Page MenuHomePhabricator

Maintain-dbusers should handle failures due to replicas being in maintenance
Closed, ResolvedPublic

Description

When one of the labsdbs is in maint mode, maintain-dbusers errors out. We should probably have the script handle this gracefully.

See also T188508#4011548 and T188508#4013420

Event Timeline

Quiddity renamed this task from Maintain-dbusers should handle failures due to replicas being in maintanence to Maintain-dbusers should handle failures due to replicas being in maintenance.Mar 1 2018, 11:35 PM

I have improved the ability to handle bad connection, but I am of the opinion that unless the script can be made to read the puppet configuration of another server, it cannot actually do this. The only true indicator is depooling, which is a setting on the dbproxy servers (which is not where this script runs).

edit - actually, I have an idea. I'll start committing things while I consider it.

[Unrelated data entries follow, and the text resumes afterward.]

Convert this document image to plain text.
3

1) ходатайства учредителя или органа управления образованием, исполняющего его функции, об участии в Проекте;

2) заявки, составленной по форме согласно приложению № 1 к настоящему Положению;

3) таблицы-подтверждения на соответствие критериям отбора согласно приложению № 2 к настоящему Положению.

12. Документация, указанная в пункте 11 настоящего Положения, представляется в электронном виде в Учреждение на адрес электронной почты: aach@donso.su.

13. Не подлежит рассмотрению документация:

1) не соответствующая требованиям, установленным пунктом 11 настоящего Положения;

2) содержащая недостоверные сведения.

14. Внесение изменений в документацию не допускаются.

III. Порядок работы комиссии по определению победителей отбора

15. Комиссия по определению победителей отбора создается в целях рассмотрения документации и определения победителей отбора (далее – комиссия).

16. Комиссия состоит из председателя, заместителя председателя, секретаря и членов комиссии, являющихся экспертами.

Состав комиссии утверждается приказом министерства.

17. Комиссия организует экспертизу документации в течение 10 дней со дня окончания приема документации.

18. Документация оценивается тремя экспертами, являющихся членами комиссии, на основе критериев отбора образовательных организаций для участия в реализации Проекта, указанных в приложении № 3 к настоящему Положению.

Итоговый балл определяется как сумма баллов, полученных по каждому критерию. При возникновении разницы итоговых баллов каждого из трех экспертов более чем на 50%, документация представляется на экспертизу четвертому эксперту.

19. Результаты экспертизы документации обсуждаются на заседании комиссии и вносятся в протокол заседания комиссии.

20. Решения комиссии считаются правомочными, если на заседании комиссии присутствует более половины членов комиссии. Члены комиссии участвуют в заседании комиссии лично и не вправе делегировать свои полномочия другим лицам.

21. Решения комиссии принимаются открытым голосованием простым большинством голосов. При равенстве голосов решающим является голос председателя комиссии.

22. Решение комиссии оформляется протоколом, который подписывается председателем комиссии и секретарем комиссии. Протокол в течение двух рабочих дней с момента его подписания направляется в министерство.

Change 436328 had a related patch set uploaded (by Bstorm; owner: Bstorm):
[operations/puppet@production] wiki replicas: refactor some python and systemd stuff for maintain-dbusers

https://gerrit.wikimedia.org/r/436328

Change 436353 had a related patch set uploaded (by Bstorm; owner: Bstorm):
[operations/puppet@production] wiki replicas: maintain-dbusers to skip offline labsdb servers

https://gerrit.wikimedia.org/r/436353

Change 436328 merged by Bstorm:
[operations/puppet@production] wiki replicas: refactor some python and systemd stuff for maintain-dbusers

https://gerrit.wikimedia.org/r/436328

Change 436353 merged by Bstorm:
[operations/puppet@production] wiki replicas: maintain-dbusers to skip offline labsdb servers

https://gerrit.wikimedia.org/r/436353

At this point, I think I've done everything that can practically be done for managing maintenance. Since maintenance is indicated by changes on a database proxy, there is really no way to inform maintain-dbusers of the problem without setting up a service that watches for changes in the haproxy configuration files and commits changes to puppet or sends some kind of feedback to the service. What we should do is simply pay attention to maintenance and remove the server from the config when a labsdb server is going to be locked up or offline. Offline is something the script can now manage at least, and it will fail eventually instead of doing weird loops (totally dead is easier to watch for than loopy).